Martin Lewis: Energy price cap to rise by 51% on 1 April – should you fix now?
I've been calling for Government intervention to prevent an energy bill crisis before 1 April, when the price cap – which most bills are now based on – is predicted to rise 51%, adding typically £600/year to bills, a nightmare that'll throw millions into fuel poverty. Unsurprisingly, with this prediction many are asking me if they should now move off the price cap to fix?
After number-crunching, for most, it's still a 'no', but for the first time in many months fixing may be worth it for a few. Below I take you through it, or you can watch my five-minute video explanation.

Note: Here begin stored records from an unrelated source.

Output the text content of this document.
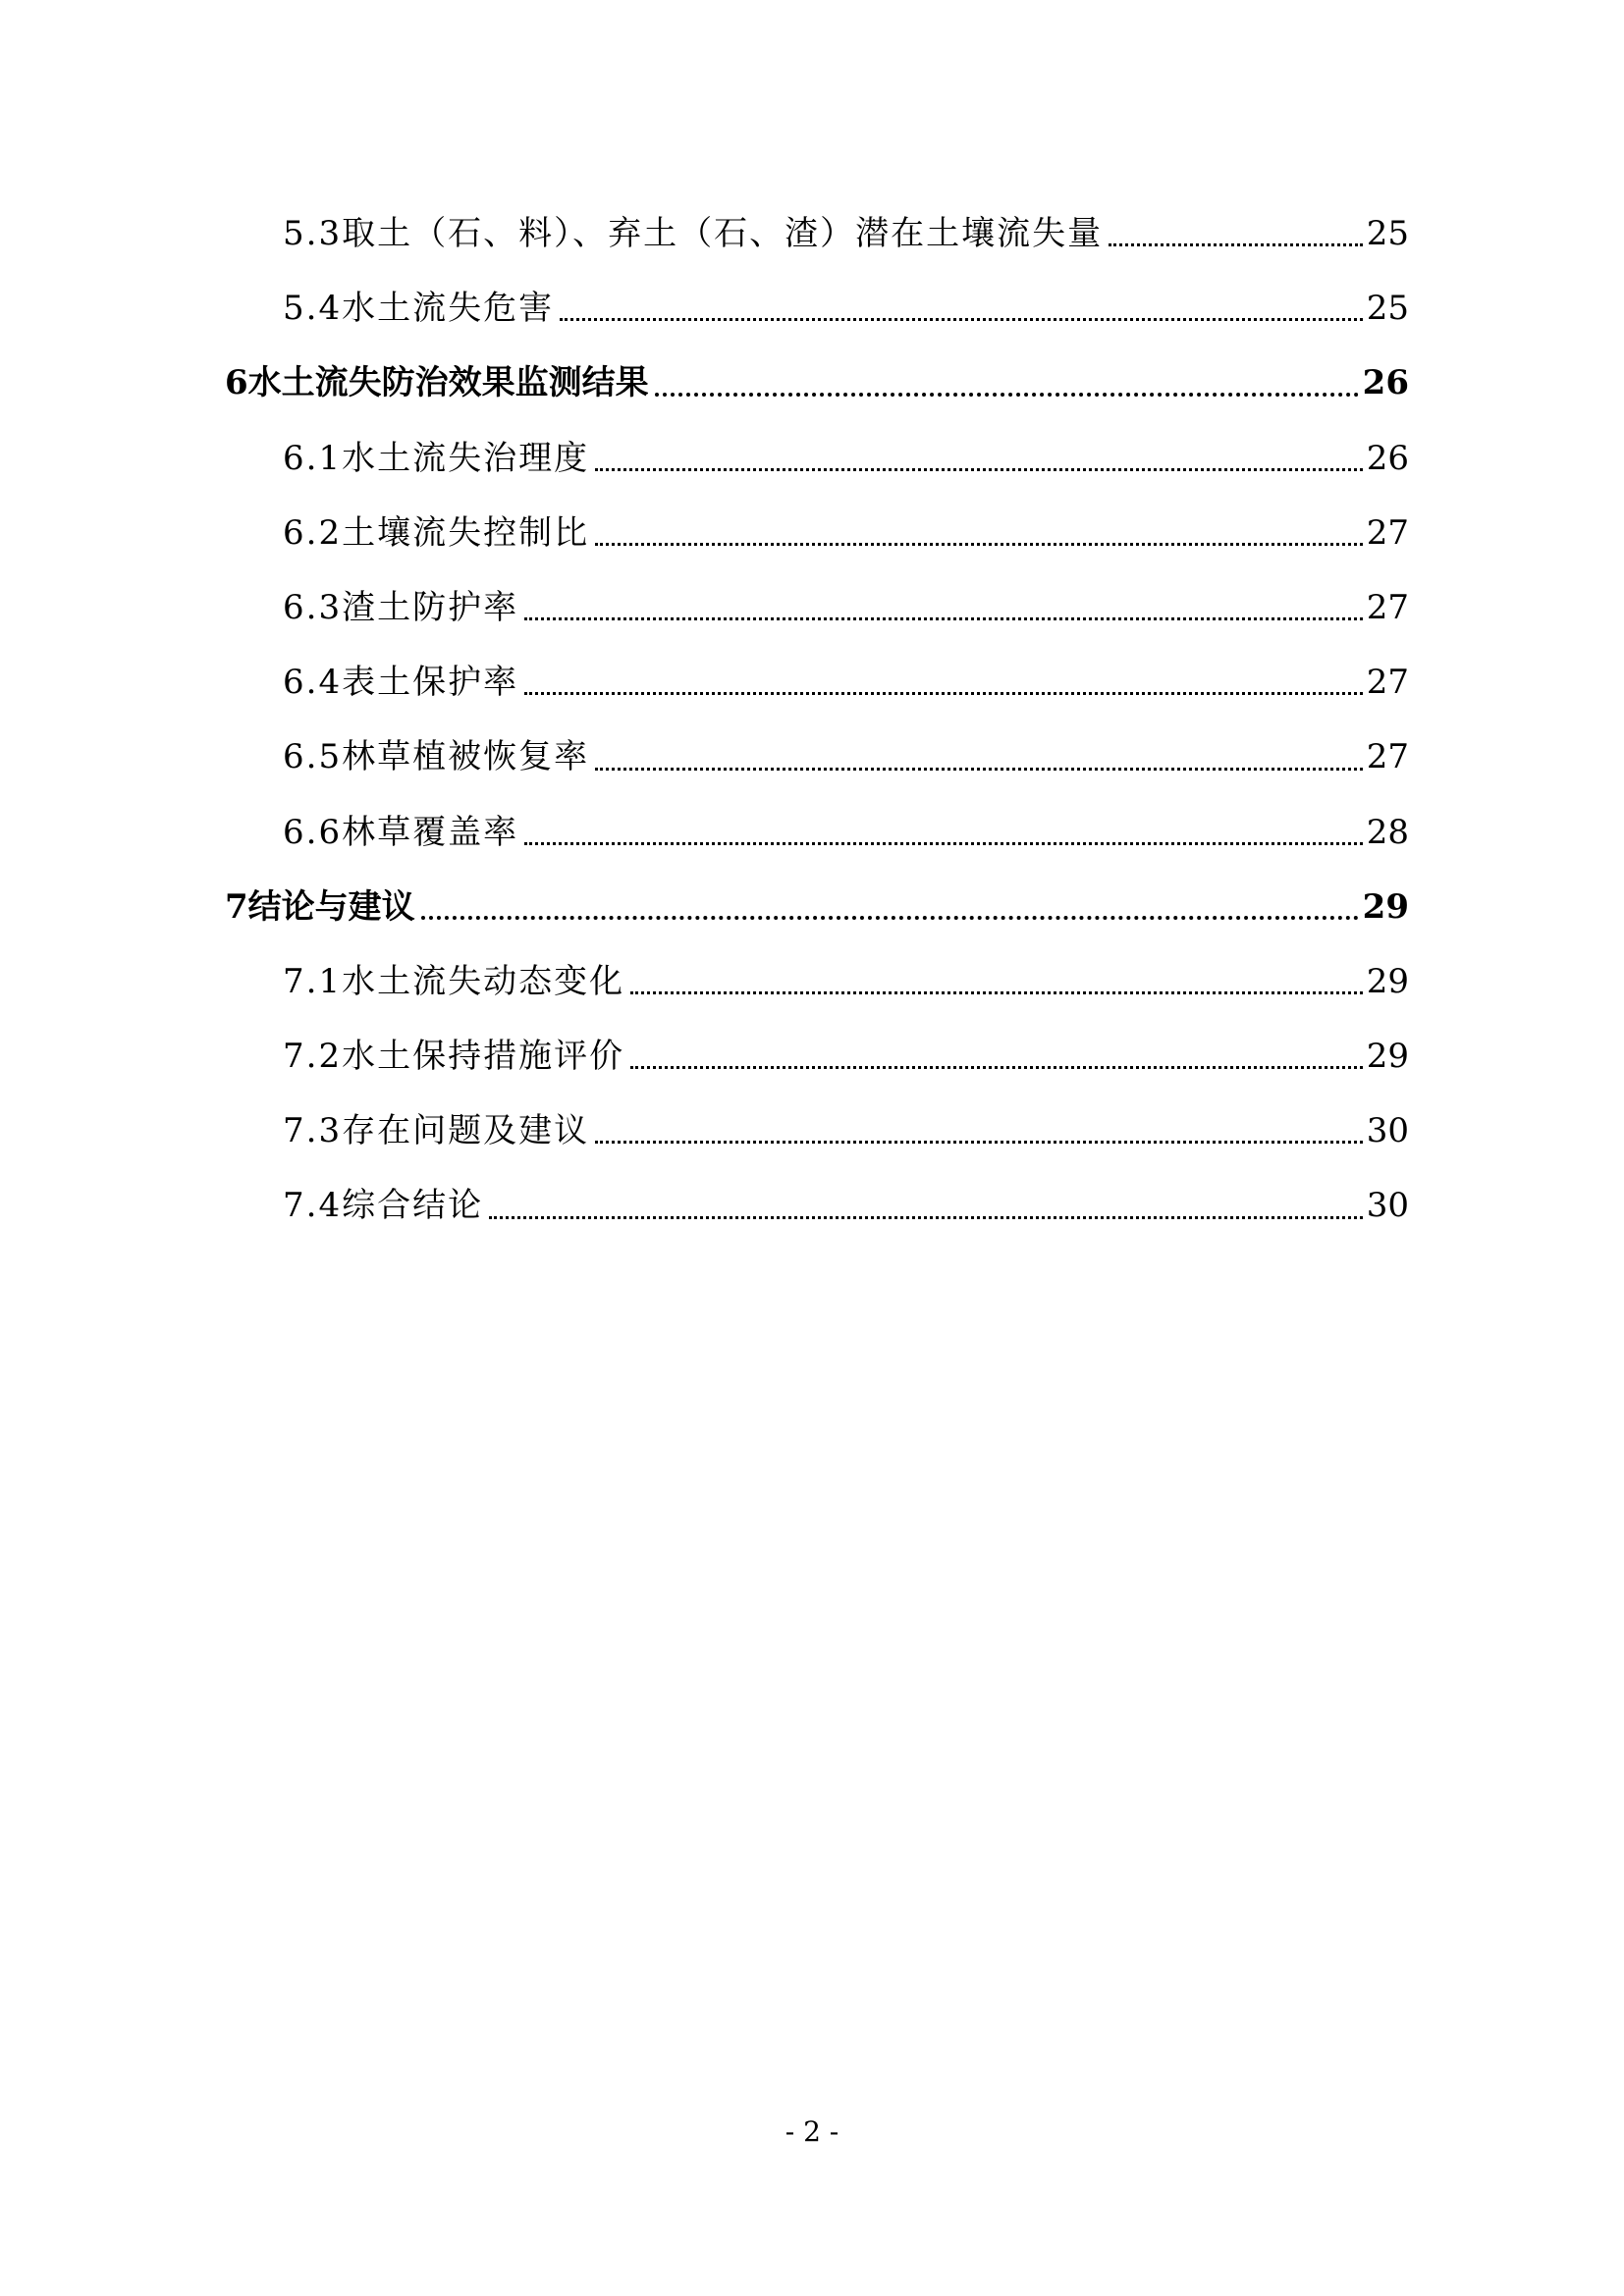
5.3 取土（石、料）、弃土（石、渣）潜在土壤流失量	25
5.4 水土流失危害	25
6 水土流失防治效果监测结果	26
6.1 水土流失治理度	26
6.2 土壤流失控制比	27
6.3 渣土防护率	27
6.4 表土保护率	27
6.5 林草植被恢复率	27
6.6 林草覆盖率	28
7 结论与建议	29
7.1 水土流失动态变化	29
7.2 水土保持措施评价	29
7.3 存在问题及建议	30
7.4 综合结论	30
- 2 -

Martin's five-minute video explainer (courtesy of ITV)
The clip above has been taken from The Martin Lewis Money Show on Thursday 6 January 2022, with the permission of ITV Studios. All rights reserved. You can turn on subtitles by selecting the keyboard image at the bottom right of the video. You can also watch the full episode on the ITV Hub.
The price cap limits what firms can charge in England, Scotland and Wales for their default standard variable tariffs. Calling it a 'price cap' is a misnomer, there's no max you pay for energy, think of it more as a cap on the cost of each unit of gas and electricity. Most people who aren't on fixes are on it. You're on it if:
You've never switched tariff.
Your cheap fix ended and you did nothing (as there are no cheap deals now, many are being moved to it).
Your energy firm recently went bust and you were moved elsewhere.
For years I warned price-capped tariffs were far from cheap. Yet last year wholesale energy prices (those suppliers pay) exploded, and as that takes time to feed into the cap, it currently forces firms to sell gas and electricity massively below cost. In fact, there are NO MEANINGFULLY CHEAPER SWITCHABLE DEALS. That's why my mantra's been 'do nothing', as then you're on, or will eventually move to, a price-capped tariff.
It's revalued six-monthly, based on wholesale energy prices, which are now astronomical (see how the price cap's set). The latest evaluation period finishes this month, so predictions are firming up. Analysts Cornwall Insight's latest is the cap will rise 51%, that's £1,925/yr for someone on typical use. Other predictions range from a 46% to 56% rise. It'll likely hit pockets immediately, as even while April usage is lower, direct debits will be upped then based on annual usage.
Sticking on the price cap has saved people large so far, but as we get nearer to 1 April, less time and therefore benefit remains of the current low rate. Switch now, and as moving firm takes an average 17 days, you'd lose just over two (high use) months' cheap rate. We've factored all that into the number crunch and currently (the percentage level will rise in coming weeks) the result is...
If you're offered a fix that's no more than 40% costlier than your current price-capped tariff, it's worth considering – especially if you value budgeting certainty
Sticking on the price cap has saved people large so far, but as we get nearer to 1 April, less time and therefore benefit remains of the current low rate. Switch now, and as moving firm takes an average 17 days, you'd lose just over two (high use) months' cheap rate. We've factored all that into the number crunch and currently (the percentage level will rise in coming weeks) the result is...
If you're offered a fix that's no more than 40% costlier than your current price-capped tariff, it's worth considering – especially if you value budgeting certainty
The market's cheapest fix right now is an average 56% more than the cap – though some with very low or high usage may find it cheaper (do a cheap fix comparison to see). At that rate, fixing's unlikely to be worth it.
A few existing customer deals (especially from Scottish Power and Octopus) may get closer, so if you're offered one, do the numbers to see what % the increase is. Though as in-house switches happen quicker, you'll lose more cheap rate time.
Of course, fix now and if wholesale prices drop rapidly, so fixes get cheaper in future, you would've unnecessarily lost out on the current cheap cap rate (you could always fix again then, just paying early exit fees – trivial in the big picture right now). Then again, don't fix now, and if prices rise, fixes could get even more expensive. This isn't easy.
I know this is complex. So to summarise, it looks like most people should do nothing (no certainty, I don't have a crystal ball), it looks like only a few edge cases should be looking at fixing right now. So if in doubt, just stick on today's cheapest price – which is the cap. And to be plain, the 40% figure is my best guess, not firm. Other assumptions I've needed to make are:
Neither the Government or Ofgem change the methodology, market or levies on firms.
The October 2022 price cap will be similar to April's. Yet it's based on future, unknown February-July wholesale prices. In fact, if wholesale prices don't drop from where we are now, the cap will likely rise another 20% on top in October.
I've calculated based over the next year and not looked at longer-term fixes.
This is a dreadful situation. If paying your bill is tough, check if you can claim the Warm Home Discount or an energy grant and talk to your supplier – you won't have your supply cut off and it may be able to put you on a payment plan. And of course, aim to decrease usage – see 9 energy saving tips.